Parrainer un plant de vigne

« Lors du recensement de 1958, il y avait 700 hectares de vignes plantés dans les communes de La Buisse, Saint-Jean-de-Moirans, Moirans, Coublevie et Voiron. Aujourd'hui, il reste à peine 4 ha de vieilles vignes, éparpillés sur ces cinq communes* », témoigne Stéphane Bénard, viticulteur en cours d'installation à La Buisse. Son retour à la vigne, ce champenois d'origine, le vit comme un parcours initiatique, un faisceau de rencontres qui l'ont conduit là, sur ce coteau, orienté sud, façonné par une moraine glaciaire, où le caillou le dispute à l'argile pour donner un sol drainant et délicatement balayé par le vent de la cluse de Voreppe. Pour mener son projet, le vigneron s'est mué en archéologue. « J'ai travaillé avec Nicolas Gonin, vigneron dans les Balmes dauphinoises, sur la reconnaissance des cépages dans le pays voironnais, en 2013. Nous avons repéré ceux qui étaient intéressants et qualitatifs, prélevé les bois de taille pour les confier à la greffe à un pépiniériste de Savoie. Cette année, nous planterons les premiers plants de persan et de verdesse. » C'est précisément pour cette opération que le vigneron a recours au financement participatif via la plateforme Miimosa.
Animer un réseau
« C'est un engagement de s'installer sans avoir de vigne. La démarche est compliquée », rappelle-t-il. Il a d'abord compté sur la possibilité de reprise de quelques parcelles existantes, avant de comprendre qu'il faudrait lui-même recréer son vignoble.

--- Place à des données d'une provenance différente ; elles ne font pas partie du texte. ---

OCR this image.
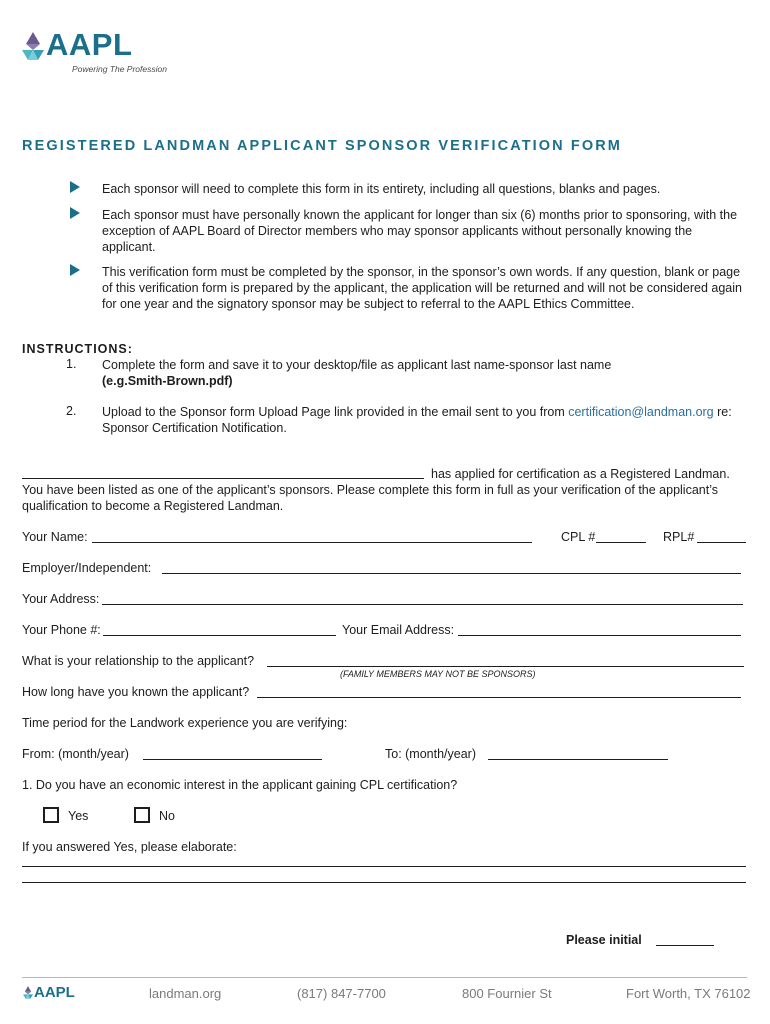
AAPL
Powering The Profession
REGISTERED LANDMAN APPLICANT SPONSOR VERIFICATION FORM
Each sponsor will need to complete this form in its entirety, including all questions, blanks and pages.
Each sponsor must have personally known the applicant for longer than six (6) months prior to sponsoring, with the exception of AAPL Board of Director members who may sponsor applicants without personally knowing the applicant.
This verification form must be completed by the sponsor, in the sponsor’s own words. If any question, blank or page of this verification form is prepared by the applicant, the application will be returned and will not be considered again for one year and the signatory sponsor may be subject to referral to the AAPL Ethics Committee.
INSTRUCTIONS:
1. Complete the form and save it to your desktop/file as applicant last name-sponsor last name
(e.g.Smith-Brown.pdf)
2. Upload to the Sponsor form Upload Page link provided in the email sent to you from certification@landman.org re: Sponsor Certification Notification.
has applied for certification as a Registered Landman.
You have been listed as one of the applicant’s sponsors. Please complete this form in full as your verification of the applicant’s qualification to become a Registered Landman.
Your Name:	CPL #	RPL#
Employer/Independent:
Your Address:
Your Phone #:	Your Email Address:
What is your relationship to the applicant?
(FAMILY MEMBERS MAY NOT BE SPONSORS)
How long have you known the applicant?
Time period for the Landwork experience you are verifying:
From: (month/year)	To: (month/year)
1. Do you have an economic interest in the applicant gaining CPL certification?
Yes	No
If you answered Yes, please elaborate:
Please initial
AAPL	landman.org	(817) 847-7700	800 Fournier St	Fort Worth, TX 76102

Avec son épouse, apicultrice, il a fini par faire l'acquisition de cette petite exploitation de 2,6 hectares où il compte planter 1,5 hectares de vignes et créer un Gaec. Pour se faire une idée de la dimension du projet, il a commencé par planter l'an dernier deux ares de cépage local viognier « pour avoir une première expérience, en temps réel, une base de travail ». En 2015, pour replanter 2 500 pieds de persan et 1 500 de verdesse, il compte sur les internautes. « Le financement participatif permet de prendre moins de risques dans le cadre de la mise en place d'un outil de travail. Ce n'est pas un emprunt. C'est donc moins engageant, même si de toute façon je vais devoir recourir à un prêt complémentaire. Je donne ma priorité à l'outil de production », explique le viticulteur. Matériel d'occasion, crowdfunding : c'est un projet mesuré. Les 8 000 euros collectés via Miimosa d'ici à fin avril serviront donc à l'achat de plants, des tuteurs et à la préparation de sols. « C'est symboliquement important d'orienter la collecte vers la plantation, les gens participent à quelque chose de pérenne et j'apprécie le côté communautaire. C'est un réseau qu'il faut animer pendant et après la période du crowdfunding, mesure-t-il. Le projet étant compliqué à mener, c'est bien de se sentir soutenu... si les gens participent ! Mais nous observons un bon démarrage. Il y a même des gens que nous ne connaissons pas. Ce sont des ambassadeurs ».
Un cep ou une bouteille
Les contreparties vont du parrainage d'un cep de vigne à des bouteilles de vin du domaine ou de vignerons isérois. Pour le moment, la production du domaine Les Alpins n'est que de 300 bouteilles, mais il table sur 20 000 cols d'ici à 5 ans que produiront 3 à 4 hectares de vignes. « C'est une région où il existe un appellation, l'IGP Coteau du Grésivaudan », fait valoir Stéphane Bénard qui veut faire son vin, « non dans la cave, mais dans la vigne ». Le vigneron entend maîtriser l'ensemble du process de production, poursuivant « un objectif de qualité ». Il compte également réintroduire le cépage servanin, aussi appelé serène et pratiquement disparu. « Ce cépage très vigoureux permet d'obtenir des vins rouge de garde », explique-t-il. Dans sa démarche, il a rencontré d'autres viticulteurs locaux, dont beaucoup, de la vallée du Grésivaudan aux Balmes dauphinoises en passant par le Trièves, portent le même projet de revitalisation du vignoble isérois, attachés à la qualité des productions et à la redéfinition d'une identité viticole.
Isabelle Doucet
* Source : association Corepha, « Vignes du voironnais »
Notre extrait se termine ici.